MongoDB Sharded Cluster: Balancing chunks not working, stuck at “step 2”

mongodbsharding

I've one collection enable sharding by id key on 2 shard rs01 and rs02

Today I added a new shard rs03 into cluster.
I've checked balancer status by sh.status() as below:

shards:
    {  "_id" : "rs01",  "host" : "rs01/mongo30-01:27017,mongo30-02:27017" }
    {  "_id" : "rs02",  "host" : "rs02/mongo30-03:27017,mongo30-04:27017" }
    {  "_id" : "rs03",  "host" : "rs03/mongo30-05:27017,mongo30-06:27017" }
  balancer:
    Currently enabled:  yes
    Currently running:  yes

and some chunks already migrated to rs03

{  "_id" : "myDB",  "partitioned" : true,  "primary" : "rs01" }
    myDB.myCo
        shard key: { "_id" : 1 }
        chunks:
            rs01    20027
            rs02    19532
            rs03    8

I found I set too few memory on rs03.
I stopped mongod service on rs03, added memory and start it after reboot.

After many hours, I found the migrated chunks still 8.
I checked the operation in rs03 primary by db.currentOp() as below:

{
  "inprog": [
    {
      "desc": "migrateThread",
      "threadId": "0x22677e00",
      "opid": 206642,
      "active": true,
      "secs_running": 19754,
      "microsecs_running": NumberLong("19754679731"),
      "op": "none",
      "ns": "myDB.myCo",
      "query": {

      },
      "msg": "step 2 of 6",
      "numYields": 0,
      "locks": {

      },
      "waitingForLock": false,
      "lockStats": {
        "Global": {
          "acquireCount": {
            "r": NumberLong("662"),
            "w": NumberLong("660")
          }
        },
        "Database": {
          "acquireCount": {
            "r": NumberLong("1"),
            "w": NumberLong("659"),
            "W": NumberLong("1")
          }
        },
        "Collection": {
          "acquireCount": {
            "r": NumberLong("1"),
            "w": NumberLong("330"),
            "W": NumberLong("1")
          }
        },
        "oplog": {
          "acquireCount": {
            "w": NumberLong("328")
          }
        }
      }
    },

the opid kept as "step 2 of 6" for many hours.
Anything I can do to make the migration going on?
I tried to kill the opid and it forked again still "step 2 of 6" now.
and the chunks in sh.status() still 8.

Best Answer

The definition of the steps referenced in a chunk migration are a little fluid, and can depend on the version you are running.
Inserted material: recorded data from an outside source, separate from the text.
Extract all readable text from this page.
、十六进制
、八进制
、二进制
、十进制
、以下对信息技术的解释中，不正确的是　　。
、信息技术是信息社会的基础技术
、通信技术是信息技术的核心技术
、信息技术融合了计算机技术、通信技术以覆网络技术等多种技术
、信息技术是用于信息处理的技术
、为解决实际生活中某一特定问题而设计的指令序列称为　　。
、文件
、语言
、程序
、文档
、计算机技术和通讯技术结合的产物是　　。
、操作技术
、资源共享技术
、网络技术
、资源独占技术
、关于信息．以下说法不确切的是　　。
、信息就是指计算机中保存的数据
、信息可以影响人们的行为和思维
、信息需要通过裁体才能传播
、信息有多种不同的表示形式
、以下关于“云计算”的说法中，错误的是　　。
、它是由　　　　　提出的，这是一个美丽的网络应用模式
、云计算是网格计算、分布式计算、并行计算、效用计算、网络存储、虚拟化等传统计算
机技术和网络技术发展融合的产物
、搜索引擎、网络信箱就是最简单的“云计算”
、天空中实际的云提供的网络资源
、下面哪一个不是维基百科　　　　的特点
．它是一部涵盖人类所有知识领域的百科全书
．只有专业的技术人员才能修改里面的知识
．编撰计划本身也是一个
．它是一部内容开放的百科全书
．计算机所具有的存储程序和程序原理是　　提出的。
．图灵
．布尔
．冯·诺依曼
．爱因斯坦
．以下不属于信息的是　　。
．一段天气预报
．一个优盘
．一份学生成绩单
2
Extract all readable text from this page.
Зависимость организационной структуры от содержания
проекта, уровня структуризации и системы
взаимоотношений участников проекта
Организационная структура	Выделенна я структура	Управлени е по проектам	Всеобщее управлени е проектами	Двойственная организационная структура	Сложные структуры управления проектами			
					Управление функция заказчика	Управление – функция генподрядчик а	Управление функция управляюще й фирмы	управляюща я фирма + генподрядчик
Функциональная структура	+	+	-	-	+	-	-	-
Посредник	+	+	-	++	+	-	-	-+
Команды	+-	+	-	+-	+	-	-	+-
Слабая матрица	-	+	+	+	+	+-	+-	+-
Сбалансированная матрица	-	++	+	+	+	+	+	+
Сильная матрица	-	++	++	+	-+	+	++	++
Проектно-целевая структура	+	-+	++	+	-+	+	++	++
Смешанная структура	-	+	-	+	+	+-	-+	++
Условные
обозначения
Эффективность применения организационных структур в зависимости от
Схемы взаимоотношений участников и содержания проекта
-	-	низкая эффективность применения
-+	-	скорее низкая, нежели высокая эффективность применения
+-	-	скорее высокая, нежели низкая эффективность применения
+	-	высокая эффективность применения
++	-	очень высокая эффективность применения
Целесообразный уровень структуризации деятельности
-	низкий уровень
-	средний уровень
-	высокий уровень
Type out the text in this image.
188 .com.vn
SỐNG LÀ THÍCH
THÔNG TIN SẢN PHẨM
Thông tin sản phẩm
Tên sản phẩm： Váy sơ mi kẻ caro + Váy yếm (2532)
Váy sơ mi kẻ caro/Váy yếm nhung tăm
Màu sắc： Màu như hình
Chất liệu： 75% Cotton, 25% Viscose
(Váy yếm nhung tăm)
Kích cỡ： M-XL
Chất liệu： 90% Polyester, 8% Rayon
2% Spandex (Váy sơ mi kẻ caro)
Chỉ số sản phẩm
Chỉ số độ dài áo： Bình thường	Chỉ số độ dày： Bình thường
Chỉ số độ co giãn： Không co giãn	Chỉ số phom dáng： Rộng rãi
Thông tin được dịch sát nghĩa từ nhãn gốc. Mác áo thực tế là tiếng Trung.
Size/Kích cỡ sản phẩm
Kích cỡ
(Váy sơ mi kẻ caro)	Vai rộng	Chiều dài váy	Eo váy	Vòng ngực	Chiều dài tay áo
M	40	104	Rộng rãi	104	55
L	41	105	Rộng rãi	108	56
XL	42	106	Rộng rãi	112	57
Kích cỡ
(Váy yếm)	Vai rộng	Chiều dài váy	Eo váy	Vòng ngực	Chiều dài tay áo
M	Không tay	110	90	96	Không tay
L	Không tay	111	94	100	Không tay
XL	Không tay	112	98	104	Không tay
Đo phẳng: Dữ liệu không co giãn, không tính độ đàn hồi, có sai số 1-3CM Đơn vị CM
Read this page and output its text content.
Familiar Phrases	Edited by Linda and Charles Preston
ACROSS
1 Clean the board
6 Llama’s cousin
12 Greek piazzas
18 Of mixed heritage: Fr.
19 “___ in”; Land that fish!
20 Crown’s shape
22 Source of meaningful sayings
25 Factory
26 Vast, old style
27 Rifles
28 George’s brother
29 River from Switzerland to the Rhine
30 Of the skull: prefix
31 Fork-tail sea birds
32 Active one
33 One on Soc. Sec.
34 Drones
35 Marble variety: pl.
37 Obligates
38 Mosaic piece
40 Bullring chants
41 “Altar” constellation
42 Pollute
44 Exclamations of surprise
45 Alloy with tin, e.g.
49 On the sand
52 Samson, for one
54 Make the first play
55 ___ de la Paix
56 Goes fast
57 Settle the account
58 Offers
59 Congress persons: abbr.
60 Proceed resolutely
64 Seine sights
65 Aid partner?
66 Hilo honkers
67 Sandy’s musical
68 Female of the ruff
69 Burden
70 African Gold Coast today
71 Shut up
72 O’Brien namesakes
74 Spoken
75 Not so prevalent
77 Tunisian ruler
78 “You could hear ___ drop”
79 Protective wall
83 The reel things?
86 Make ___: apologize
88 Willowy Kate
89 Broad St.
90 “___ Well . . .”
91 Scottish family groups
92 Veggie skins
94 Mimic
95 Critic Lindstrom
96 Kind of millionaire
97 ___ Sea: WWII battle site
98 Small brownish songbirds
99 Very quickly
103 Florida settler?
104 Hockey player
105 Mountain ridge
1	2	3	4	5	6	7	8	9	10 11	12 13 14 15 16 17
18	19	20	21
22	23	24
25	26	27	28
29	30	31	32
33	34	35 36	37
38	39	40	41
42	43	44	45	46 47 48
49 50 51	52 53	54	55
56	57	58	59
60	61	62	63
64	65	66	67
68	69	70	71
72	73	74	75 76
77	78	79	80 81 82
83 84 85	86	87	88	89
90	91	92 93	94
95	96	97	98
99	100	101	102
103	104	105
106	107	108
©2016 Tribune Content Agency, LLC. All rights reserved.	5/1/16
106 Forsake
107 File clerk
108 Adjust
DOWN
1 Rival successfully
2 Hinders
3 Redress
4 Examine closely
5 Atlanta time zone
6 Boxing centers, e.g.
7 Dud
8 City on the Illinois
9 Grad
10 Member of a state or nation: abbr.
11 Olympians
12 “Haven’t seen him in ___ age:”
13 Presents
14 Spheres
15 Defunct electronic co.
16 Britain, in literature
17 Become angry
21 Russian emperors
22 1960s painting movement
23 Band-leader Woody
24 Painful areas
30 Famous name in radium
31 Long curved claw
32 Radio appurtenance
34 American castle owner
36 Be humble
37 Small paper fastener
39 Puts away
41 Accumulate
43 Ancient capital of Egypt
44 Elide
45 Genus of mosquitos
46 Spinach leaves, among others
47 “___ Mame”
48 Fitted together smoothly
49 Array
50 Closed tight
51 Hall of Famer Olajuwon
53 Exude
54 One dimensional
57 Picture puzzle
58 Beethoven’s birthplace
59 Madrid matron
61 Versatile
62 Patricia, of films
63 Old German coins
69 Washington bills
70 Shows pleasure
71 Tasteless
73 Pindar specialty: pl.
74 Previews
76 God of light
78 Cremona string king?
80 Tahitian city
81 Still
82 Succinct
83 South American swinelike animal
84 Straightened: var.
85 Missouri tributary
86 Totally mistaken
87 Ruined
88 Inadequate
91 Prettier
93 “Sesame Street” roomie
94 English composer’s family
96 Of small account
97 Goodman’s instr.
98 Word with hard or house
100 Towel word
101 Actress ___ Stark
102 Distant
However, based on what you have provided I suspect that the primary on rs01 and the number of chunks you are trying to move is the source of the issue here.

Last time I looked at this in detail (around version 2.6), step 2 was basically a "sanity check" on the source shard primary to make sure it was ready to kick off another migration. There are two common reasons (and some not so common) for the primary to get "stuck" in step 2:

  • The primary is "too busy" - i.e. it is processing a lot of deletes from previous migrations and does not want to take on more migrations until some of those finish
  • There is an error being hit (chunk too big for example) and the migration is being aborted

Given that your two existing shards were not yet balanced when you added a third shard, though rs03 will now be the new preferred destination for migrating chunks since it has the lowest total, adding a third shard will not make this happen any more quickly. In fact it just means there are more chunks to move than before you added the third shard.

To confirm what the root cause is here, you will need to take a look at the logs on the primary of shard rs01. The shard with the most chunks will always be chosen as the source of a migration, and the primary will be the one doing all the work. The logs should tell you why the migrations are being aborted or taking a long time.

If it is a case of being too busy, you do have an option that will free it up, temporarily at least (it may get stuck again later). You can step down the primary, thereby killing any background delete jobs it is running for cleanup.

However, this will mean leaving behind "orphaned chunks" and you will need the clean up command to fix that later - you are not solving anything per se, you are just putting the work off until later. There are also only limited options to tweak this behavior, for more see here.

There are other options in terms of balancing chunks more quickly (mitosis), but they are way beyond the scope of an answer on this site I'm afraid.

If there is an error being hit, and the cleanup is not the issue, then it would probably be best to get the primary log messages and post a separate question to figure out the cause.